In article <37422@sgi.SGI.COM> vjs@rhyolite.wpd.sgi.com (Vernon Schryver) writes:

>Reading the spool tree directly may be fine if it is small.  It is a
>dangerous idea if the tree is big.

Suppose an rn user starts reading a group he has never read before, and
(with Cnews) the active file says that article numbers in that group
range from 0 to 45000.  Any news reader just relying on the active file
will start asking for articles 1, 2, 3, 4, 5, ... to 45000, i.e. it
will issue 45000 stat or open calls.  And just to find out that the
only existing articles are in the range 44950 to 45000.

If the news reader had read the directory first, it would have found
that it only contained the files 44950, 44951, ... 45000, and could
restrict itself to open just those files.

Even when the active file contains a 'valid' min article value
(!Cnews), it may still be better to read the directory before
accessing the articles.  Suppose that the `min' article is an old
article with a very long expiration date, you can have the following
actual directory contents:  500, 44999, 45000 (three files).  And the
news reader would still do ~45000 stat/open calls.

BTW, nn is different:  In all cases, only the nnmaster program
maintaining the nn database will have to access the news spool
directories to see which articles are really there.  The nn news
reader gets the `result' of these efforts, and never tries to
access a file that is not in the spool directory (unless it has been
expired or cancelled without notifying the nnmaster).

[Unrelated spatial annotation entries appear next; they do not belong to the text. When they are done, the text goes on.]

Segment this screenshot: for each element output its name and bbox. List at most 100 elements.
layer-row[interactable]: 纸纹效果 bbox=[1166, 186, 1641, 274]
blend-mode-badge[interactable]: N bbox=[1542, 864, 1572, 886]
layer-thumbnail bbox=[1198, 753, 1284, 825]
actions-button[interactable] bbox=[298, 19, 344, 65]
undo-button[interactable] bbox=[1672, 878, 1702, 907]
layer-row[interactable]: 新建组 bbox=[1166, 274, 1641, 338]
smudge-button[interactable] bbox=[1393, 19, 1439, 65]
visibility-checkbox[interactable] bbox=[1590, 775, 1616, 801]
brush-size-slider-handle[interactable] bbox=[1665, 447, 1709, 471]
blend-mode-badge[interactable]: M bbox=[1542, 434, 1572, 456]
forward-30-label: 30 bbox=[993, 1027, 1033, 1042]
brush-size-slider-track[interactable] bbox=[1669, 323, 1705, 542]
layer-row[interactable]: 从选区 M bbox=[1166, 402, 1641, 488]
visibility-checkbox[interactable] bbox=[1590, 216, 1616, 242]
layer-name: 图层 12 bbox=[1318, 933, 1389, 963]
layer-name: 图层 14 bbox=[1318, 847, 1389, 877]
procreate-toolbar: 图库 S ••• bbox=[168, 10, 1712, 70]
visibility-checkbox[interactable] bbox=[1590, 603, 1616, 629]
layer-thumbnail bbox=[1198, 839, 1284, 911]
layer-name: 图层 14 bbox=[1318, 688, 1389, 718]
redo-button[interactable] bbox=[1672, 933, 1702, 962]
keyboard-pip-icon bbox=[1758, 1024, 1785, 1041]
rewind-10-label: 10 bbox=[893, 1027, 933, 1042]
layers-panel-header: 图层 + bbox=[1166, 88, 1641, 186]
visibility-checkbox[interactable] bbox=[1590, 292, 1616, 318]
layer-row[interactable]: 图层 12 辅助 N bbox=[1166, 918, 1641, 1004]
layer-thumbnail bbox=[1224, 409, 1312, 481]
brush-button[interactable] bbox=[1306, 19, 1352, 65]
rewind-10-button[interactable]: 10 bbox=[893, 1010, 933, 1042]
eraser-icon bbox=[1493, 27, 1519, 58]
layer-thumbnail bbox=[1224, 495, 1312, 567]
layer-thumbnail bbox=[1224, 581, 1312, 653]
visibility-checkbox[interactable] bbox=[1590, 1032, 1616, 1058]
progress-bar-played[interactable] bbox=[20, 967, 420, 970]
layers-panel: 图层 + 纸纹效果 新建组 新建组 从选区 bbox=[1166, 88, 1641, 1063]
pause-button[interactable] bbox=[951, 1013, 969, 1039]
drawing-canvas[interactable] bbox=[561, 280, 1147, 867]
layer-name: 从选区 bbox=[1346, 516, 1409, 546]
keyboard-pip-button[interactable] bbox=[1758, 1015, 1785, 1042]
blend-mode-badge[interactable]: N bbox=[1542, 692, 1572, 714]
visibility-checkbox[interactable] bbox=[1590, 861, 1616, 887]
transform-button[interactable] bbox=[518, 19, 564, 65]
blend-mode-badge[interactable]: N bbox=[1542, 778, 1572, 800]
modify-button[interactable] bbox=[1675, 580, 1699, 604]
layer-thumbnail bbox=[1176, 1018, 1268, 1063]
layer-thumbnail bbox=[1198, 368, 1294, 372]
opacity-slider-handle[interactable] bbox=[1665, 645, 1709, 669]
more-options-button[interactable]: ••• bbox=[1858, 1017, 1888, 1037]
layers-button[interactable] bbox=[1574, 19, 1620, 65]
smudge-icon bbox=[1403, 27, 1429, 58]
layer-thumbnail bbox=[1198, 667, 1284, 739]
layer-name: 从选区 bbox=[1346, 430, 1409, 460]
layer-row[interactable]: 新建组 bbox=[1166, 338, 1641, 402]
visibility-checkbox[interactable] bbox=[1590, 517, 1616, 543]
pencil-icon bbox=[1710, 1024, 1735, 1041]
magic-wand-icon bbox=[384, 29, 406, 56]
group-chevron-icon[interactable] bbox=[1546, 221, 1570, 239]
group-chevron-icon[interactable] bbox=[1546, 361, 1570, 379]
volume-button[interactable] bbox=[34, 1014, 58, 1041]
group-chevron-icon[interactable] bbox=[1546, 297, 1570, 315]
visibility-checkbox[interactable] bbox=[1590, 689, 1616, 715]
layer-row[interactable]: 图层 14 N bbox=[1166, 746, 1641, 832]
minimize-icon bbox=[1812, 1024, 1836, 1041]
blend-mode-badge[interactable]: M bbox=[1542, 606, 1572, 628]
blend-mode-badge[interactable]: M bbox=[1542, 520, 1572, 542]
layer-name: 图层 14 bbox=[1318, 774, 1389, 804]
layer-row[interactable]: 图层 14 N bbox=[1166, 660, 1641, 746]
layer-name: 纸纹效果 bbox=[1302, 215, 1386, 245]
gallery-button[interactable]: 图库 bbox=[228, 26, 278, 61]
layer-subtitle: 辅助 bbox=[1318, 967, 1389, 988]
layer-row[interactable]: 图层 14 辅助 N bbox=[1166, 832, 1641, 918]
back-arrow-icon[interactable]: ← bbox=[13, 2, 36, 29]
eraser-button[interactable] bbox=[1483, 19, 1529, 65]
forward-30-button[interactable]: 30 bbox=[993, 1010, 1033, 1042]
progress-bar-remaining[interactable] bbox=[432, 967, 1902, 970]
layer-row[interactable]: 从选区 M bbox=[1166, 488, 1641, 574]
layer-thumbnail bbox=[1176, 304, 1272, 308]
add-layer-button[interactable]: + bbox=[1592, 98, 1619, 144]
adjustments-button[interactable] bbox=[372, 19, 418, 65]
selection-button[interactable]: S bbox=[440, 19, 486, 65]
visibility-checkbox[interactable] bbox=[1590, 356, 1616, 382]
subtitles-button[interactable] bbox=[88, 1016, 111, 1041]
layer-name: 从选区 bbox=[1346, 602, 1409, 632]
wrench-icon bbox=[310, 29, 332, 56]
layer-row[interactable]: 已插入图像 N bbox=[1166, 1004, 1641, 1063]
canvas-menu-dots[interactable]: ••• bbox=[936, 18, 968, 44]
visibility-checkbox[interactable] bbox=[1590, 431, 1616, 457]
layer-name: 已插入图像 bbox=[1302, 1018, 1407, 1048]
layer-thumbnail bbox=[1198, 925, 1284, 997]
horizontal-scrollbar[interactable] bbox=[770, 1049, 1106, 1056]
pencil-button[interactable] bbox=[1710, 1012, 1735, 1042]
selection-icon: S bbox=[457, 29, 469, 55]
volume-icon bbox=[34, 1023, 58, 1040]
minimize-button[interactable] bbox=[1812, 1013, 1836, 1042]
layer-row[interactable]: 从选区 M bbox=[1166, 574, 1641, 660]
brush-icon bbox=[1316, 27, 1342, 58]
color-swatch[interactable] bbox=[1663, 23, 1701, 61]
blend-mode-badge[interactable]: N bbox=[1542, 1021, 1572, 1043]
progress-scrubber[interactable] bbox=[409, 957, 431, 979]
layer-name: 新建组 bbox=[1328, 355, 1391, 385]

>Most people here nfs mount /usr/lib/new
>and /usr/spool/news, and execute readers in the former.  This works
>fine, except when several people decide to `find /`, or as has happened
>recently, tell nn to do whatever it does to initialize itself.

But that does not happen every day!?  Once nn has initialized its
database, the network traffic related to news reading will be much
lower than with other news readers, because only the selected
articles needs to be accessed from the news server.

>Whether
>measured in ethernet traffic, load on bridges and routers, load on the NFS
>server, or latency for everyone else, the results are not pretty.

What about moving nn's database to the machine containing the news
files?  Then nnmaster would not have to go via the network to access the
articles, and all nn users could then share the nn database via NFS?
Of course this puts a bit more load on the net when reading news, but
it will still be a lot less than with ordinary news readers.
-- 
Kim F. Storm        storm@texas.dk        Tel +45 429 174 00
Texas Instruments, Marielundvej 46E, DK-2730 Herlev, Denmark
	  No news is good news, but nn is better!